If you're at all into Golden Age (or thereabouts) shorter SF, Eric Frank Russell's "Dear Devil" has a special place in my heart. It is one of those stories, like "The Green Hills of Earth" or Where the Red Fern Grows, that I can't actually describe to people without getting sort of teary, which is usually embarrassing but whatever.

As usual, +1 on the standard Alas, Babylon, The Postman, Leibowitz, and Earth Abides comments. They're all great, though they have no zombies.
posted by brennen at 8:16 AM on November 20, 2015 [2 favorites]


I've now made a dedicated Bookmark folder so that I can capture all the responses to AskMe's such as this.

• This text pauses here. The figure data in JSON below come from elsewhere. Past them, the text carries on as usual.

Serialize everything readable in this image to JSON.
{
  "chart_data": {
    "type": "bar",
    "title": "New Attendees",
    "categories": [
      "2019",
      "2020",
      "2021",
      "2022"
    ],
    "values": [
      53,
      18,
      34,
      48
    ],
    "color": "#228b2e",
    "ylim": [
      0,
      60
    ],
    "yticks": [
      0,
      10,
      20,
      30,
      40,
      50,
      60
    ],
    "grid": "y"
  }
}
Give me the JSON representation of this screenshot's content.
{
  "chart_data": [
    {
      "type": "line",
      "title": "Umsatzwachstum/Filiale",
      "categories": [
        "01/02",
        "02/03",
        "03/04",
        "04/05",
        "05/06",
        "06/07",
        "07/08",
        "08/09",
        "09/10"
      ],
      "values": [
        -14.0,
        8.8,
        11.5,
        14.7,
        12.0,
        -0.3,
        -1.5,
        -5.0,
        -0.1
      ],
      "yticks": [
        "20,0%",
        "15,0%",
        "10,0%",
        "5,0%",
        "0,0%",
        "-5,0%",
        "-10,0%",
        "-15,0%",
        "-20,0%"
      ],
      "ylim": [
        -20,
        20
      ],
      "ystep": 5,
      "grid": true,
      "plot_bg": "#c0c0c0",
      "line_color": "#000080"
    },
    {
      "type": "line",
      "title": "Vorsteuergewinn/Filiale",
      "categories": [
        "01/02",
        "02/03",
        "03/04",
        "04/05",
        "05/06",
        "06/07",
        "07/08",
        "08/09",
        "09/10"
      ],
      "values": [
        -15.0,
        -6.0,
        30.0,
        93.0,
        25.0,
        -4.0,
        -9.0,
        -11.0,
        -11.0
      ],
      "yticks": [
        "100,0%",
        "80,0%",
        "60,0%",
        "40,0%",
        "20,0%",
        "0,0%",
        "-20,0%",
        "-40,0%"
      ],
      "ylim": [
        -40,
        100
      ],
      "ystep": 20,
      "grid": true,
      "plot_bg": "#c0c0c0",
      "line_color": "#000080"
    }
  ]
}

Thanks everyone.
posted by Conrad-Casserole at 8:58 AM on November 20, 2015 [1 favorite]


A quick spoilery note on Justin Cronin

This was exactly my feeling on Cronin as well, this entire paragraph.
posted by jessamyn at 9:27 AM on November 20, 2015 [3 favorites]


The background of The Shockwave Rider by John Brunner is California has tipped into the ocean, a broke fed gives up on it instead of rebuilding and while a lot of people leave or join cults, some build new societies:
"I recall a point made in one of the Disasterville monographs. I think it was number 6. Stripped of the material belongings which had located them in society, a lot of refugees who formerly held responsible, status-high positions broke down into whining useless parasites. Leadership passed to those with more flexible minds—not only kids who hadn't ossified yet, but adults who previously had been called unpractical, dreamers, even failures. The one thing they had in common seemed to be a free-ranging imagination, regardless of whether it was due to their youth or whether it had lasted into maturity and fettered them with too great a range of possibilities for them to settle to any single course of action."

"How well I know that feeling. And wouldn't an injection of imagination be good for our society right now? I say we've had an overdose of harsh reality. A bit of fantasy would act as an antidote."
posted by morganw at 10:46 AM on November 21, 2015 [1 favorite]


One of my favourites is Lucifer's Hammer by Niven and Pournelle. Big rock hits earth, most people die, plucky survivors struggle, etc. Check it out.
posted by drinkmaildave at 4:53 PM on November 21, 2015


Eternity Road by Jack McDevitt is about a group of explorers trying to find the collective knowledge of mankind, which was nearly wiped out hundreds of years before.